Cérebro em um chip faz inteligência artificial sem treinamento

Cérebro em um chip faz inteligência artificial sem treinamento

Alguns componentes neuromórficos experimentais já imitam a memória e o esquecimento do cérebro. [Imagem: KAUST]

Inteligência artificial em hardware

Uma rede neural pulsada inspirada no cérebro e implantada em um microchip permitiu aos pesquisadores estabelecer as bases para o desenvolvimento de sistemas de computação de inteligência artificial baseados em hardware mais eficientes.

A maior parte da inteligência artificial hoje é baseada em software, mas hardwares talhados para rodar seus algoritmos podem tornar tudo mais eficiente e mais rápido – pense, por exemplo, nos ganhos obtidos com os processadores gráficos dedicados.

Indo além do exemplo das placas gráficas, porém, a ideia agora é usar circuitos neuromórficos, que processam os dados de forma parecida com o que fazem os neurônios no nosso cérebro.

Só que isso exige uma outra mudança, um avanço em relação às redes neurais artificiais usadas pelos algoritmos de inteligência artificial.

“Uma rede neural artificial é um modelo matemático abstrato que tem pouca semelhança com sistemas nervosos reais e requer um poder de computação intensivo,” explica Wenzhe Guo, da Universidade de Ciência e Tecnologia Rei Abdullah, na Arábia Saudita. “Uma rede neural pulsada, por outro lado, é construída e funciona da mesma maneira que o sistema nervoso biológico e pode processar informações de maneira mais rápida e eficiente em termos de energia.”

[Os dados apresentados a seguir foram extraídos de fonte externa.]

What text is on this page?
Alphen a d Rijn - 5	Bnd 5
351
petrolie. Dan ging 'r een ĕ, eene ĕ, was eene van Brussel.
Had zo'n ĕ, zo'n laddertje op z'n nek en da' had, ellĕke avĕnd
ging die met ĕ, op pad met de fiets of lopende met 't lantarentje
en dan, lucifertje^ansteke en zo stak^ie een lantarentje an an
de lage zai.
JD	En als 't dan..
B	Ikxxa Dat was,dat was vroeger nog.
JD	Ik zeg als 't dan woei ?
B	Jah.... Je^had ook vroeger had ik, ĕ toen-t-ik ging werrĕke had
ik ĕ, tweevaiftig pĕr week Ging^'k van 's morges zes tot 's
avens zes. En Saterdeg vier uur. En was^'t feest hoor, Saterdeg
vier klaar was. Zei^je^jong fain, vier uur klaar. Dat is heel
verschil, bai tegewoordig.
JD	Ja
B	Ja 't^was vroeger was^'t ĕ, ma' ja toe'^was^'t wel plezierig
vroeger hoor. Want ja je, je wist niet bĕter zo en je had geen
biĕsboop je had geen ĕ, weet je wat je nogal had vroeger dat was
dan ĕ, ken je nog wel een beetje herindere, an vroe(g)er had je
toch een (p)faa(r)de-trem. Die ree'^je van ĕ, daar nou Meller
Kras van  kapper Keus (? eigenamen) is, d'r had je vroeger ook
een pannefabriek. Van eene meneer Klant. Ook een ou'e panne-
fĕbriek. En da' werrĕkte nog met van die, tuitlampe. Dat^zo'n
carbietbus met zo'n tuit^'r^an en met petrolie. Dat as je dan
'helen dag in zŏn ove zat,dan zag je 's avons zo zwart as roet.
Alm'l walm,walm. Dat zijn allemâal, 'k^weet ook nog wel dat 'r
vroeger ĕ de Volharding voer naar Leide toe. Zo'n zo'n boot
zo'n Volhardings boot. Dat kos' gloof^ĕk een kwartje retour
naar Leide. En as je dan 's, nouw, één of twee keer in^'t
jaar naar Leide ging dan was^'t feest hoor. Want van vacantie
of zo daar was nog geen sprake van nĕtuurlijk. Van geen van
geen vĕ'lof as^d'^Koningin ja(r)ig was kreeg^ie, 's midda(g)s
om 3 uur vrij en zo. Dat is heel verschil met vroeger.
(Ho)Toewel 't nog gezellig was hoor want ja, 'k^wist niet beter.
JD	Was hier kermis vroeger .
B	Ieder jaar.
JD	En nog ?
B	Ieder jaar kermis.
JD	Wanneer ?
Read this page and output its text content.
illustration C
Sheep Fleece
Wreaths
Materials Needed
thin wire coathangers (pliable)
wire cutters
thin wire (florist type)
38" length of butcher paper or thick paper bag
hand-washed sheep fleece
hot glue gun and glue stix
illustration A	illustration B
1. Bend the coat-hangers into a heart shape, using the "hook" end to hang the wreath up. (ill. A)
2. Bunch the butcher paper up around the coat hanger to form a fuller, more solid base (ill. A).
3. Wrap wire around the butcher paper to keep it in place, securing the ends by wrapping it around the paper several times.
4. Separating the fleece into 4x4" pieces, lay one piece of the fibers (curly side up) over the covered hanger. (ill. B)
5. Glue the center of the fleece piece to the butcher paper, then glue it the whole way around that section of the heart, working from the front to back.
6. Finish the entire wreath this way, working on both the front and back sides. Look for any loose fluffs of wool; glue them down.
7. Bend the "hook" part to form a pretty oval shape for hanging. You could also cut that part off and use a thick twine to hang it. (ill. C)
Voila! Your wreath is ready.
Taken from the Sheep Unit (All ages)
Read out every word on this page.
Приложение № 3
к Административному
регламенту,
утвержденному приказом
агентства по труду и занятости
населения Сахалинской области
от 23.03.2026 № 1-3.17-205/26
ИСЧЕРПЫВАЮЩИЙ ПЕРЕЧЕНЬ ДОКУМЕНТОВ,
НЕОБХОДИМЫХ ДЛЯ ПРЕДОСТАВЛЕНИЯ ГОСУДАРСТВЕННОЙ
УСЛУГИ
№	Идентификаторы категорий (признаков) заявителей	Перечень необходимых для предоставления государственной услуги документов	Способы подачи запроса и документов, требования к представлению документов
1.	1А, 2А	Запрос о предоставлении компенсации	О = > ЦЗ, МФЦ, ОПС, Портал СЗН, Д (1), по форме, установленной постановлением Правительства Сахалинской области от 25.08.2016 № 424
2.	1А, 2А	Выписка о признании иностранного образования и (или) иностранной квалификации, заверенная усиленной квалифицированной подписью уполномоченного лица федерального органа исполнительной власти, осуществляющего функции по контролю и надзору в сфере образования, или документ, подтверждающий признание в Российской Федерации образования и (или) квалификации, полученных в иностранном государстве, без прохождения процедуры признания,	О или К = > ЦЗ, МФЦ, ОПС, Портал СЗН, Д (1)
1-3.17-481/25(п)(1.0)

As redes neurais pulsadas emulam a estrutura do sistema nervoso, como uma rede de sinapses que transmitem informações por meio de canais iônicos na forma de potenciais de ação, ou picos. Esse comportamento orientado a eventos, implementado matematicamente como um “modelo de integração e disparo com vazamento“, torna as redes neurais pulsadas muito eficientes, além de permitir um grau de paralelização que não pode ser obtido com a computação convencional.

Cérebro em um chip faz inteligência artificial sem treinamento

Esquema da plataforma desenvolvida pela equipe.
[Imagem: Wenzhe Guo et al. – 10.1109/TNNLS.2021.3055421]

Cérebro em um chip

O que a equipe fez agora foi colocar toda essa teoria na prática, colocando tudo em um chip real.

“Usamos um microchip FPGA padrão de baixo custo e implementamos um modelo de plasticidade dependente do tempo de disparo, que é uma regra de aprendizagem biológica descoberta em nosso cérebro,” descreveu Guo.

O principal ganho confirmado pelo protótipo é que este modelo biológico não precisa de dados prévios, permitindo que o sistema de computação neuromórfico aprenda padrões de dados do mundo real sem treinamento.

O “cérebro em um chip” da equipe provou ser 20 vezes mais rápido e 200 vezes mais eficiente em termos de energia do que as plataformas atuais de rede neural.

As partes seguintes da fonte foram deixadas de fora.